Differences Between Adoption Facilitators, Lawyers, and Agencies

Q&A with the Experts


Differences Between Adoption Facilitators, Lawyers, and AgenciesQ: I am currently researching ways to adopt. I’m still not positive what the difference is between using facilitators, adoption lawyers, and agencies. Can anyone explain this to me? Pros and cons?

A: Each state has different laws on who can help you adopt. In most states you can use either an adoption agency or an adoption attorney.

In the past there were greater distinctions between adoption agencies and adoption attorneys, with adoption attorneys providing fewer services for expectant and birth parents and less post adoption services for adoptive families. Those distinctions are blurrier now with some attorneys providing full services and others working closely with agencies to provide these services. It is true that most adoption agencies are considered “full service”, while adoptive parents can often pick and choose what services they want when working with an adoption lawyer. They may also differ on cost and waiting time and restrictions on who they will work with. A facilitator is a person (or business) that finds expectant woman who may want to place their child for adoption. They seldom provide any type of services and are not legal in all states. Check out this Creating a Family radio show: Differences Between Using an Adoption Attorney, Adoption Consultant, and Adoption Facilitator.

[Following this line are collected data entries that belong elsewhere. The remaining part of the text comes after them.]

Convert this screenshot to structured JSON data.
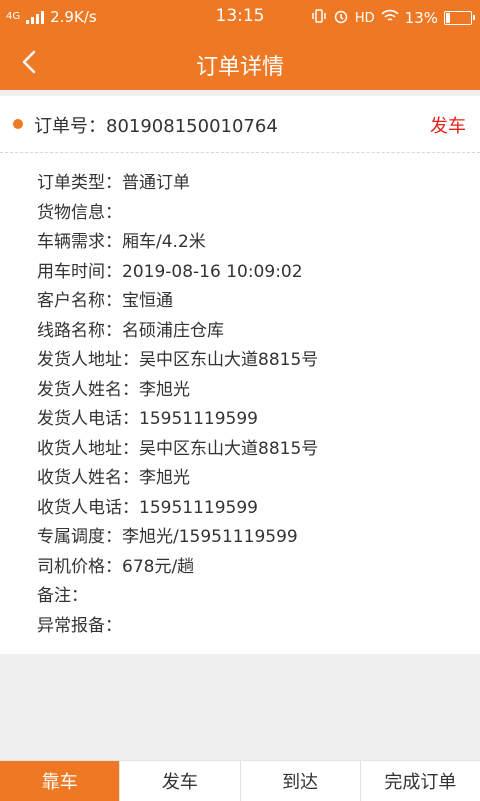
{
  "status_bar": {
    "network": "4G",
    "speed": "2.9K/s",
    "time": "13:15",
    "hd": "HD",
    "battery": "13%"
  },
  "nav": {
    "title": "订单详情"
  },
  "order": {
    "number_label": "订单号：801908150010764",
    "status": "发车",
    "details": [
      "订单类型：普通订单",
      "货物信息：",
      "车辆需求：厢车/4.2米",
      "用车时间：2019-08-16 10:09:02",
      "客户名称：宝恒通",
      "线路名称：名硕浦庄仓库",
      "发货人地址：吴中区东山大道8815号",
      "发货人姓名：李旭光",
      "发货人电话：15951119599",
      "收货人地址：吴中区东山大道8815号",
      "收货人姓名：李旭光",
      "收货人电话：15951119599",
      "专属调度：李旭光/15951119599",
      "司机价格：678元/趟",
      "备注：",
      "异常报备："
    ]
  },
  "tabs": [
    "靠车",
    "发车",
    "到达",
    "完成订单"
  ],
  "colors": {
    "primary": "#ee7824",
    "status_red": "#e2231a"
  }
}
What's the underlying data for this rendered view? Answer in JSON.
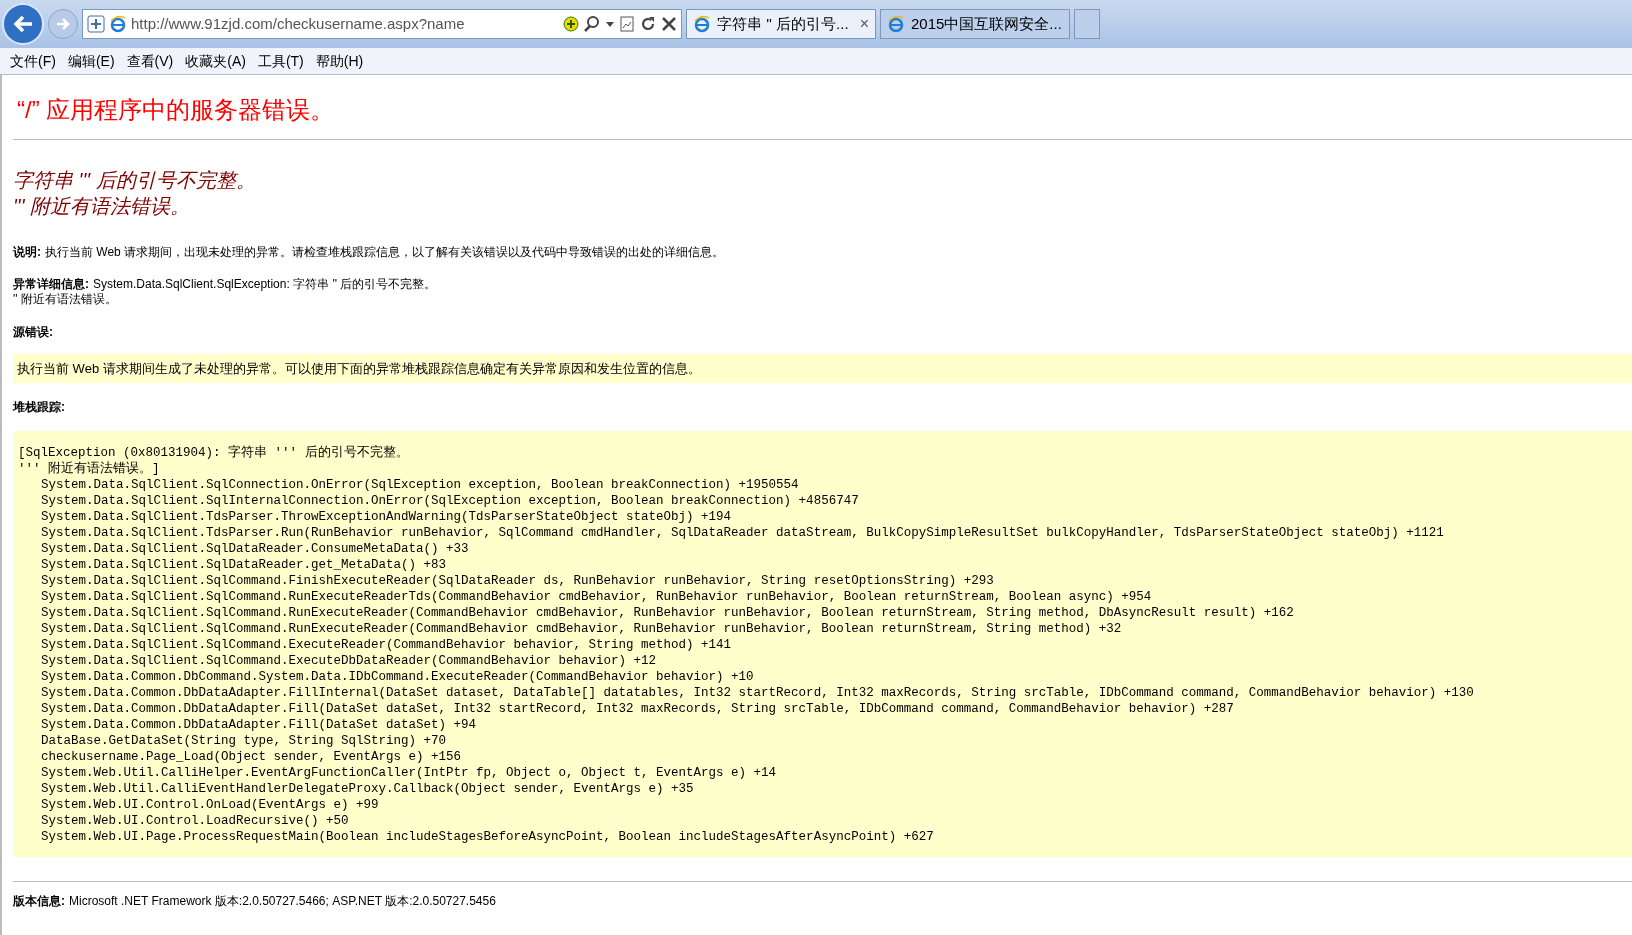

If you go the attorney route, we strongly recommend that you use an attorney that specializes in adoption. To find one, check out these Creating a Family resources on adoption attorneys.   If you go the adoption agency route, you can use our 3 step process for choosing an agency.

Image credit: GVAHIM

03/12/2012 | by Q&A with the Experts | Categories: Adoption, Adoption Q&A with the Experts | 2 Comments

2 Responses to Differences Between Adoption Facilitators, Lawyers, and Agencies

  1. Avatar Debbie says:

    Hi, My name is Debbie . Seeking information on how to adopt my niece that lives in Dominican Republic . I was informed I need an agency to assist with the home study. My niece is currently 8 years old and she need my assistance and loving to take care of her. Her mother and my brother are unable to take care due poverty .

    • Dawn Davenport Dawn Davenport says:

      Debbie, you need to contact an international adoption agency that does kinship adoptions. They can help you understand the process and also help you assess whether this will be possible. A child has to meet the definition of “orphan” in order to be eligible for international adoption.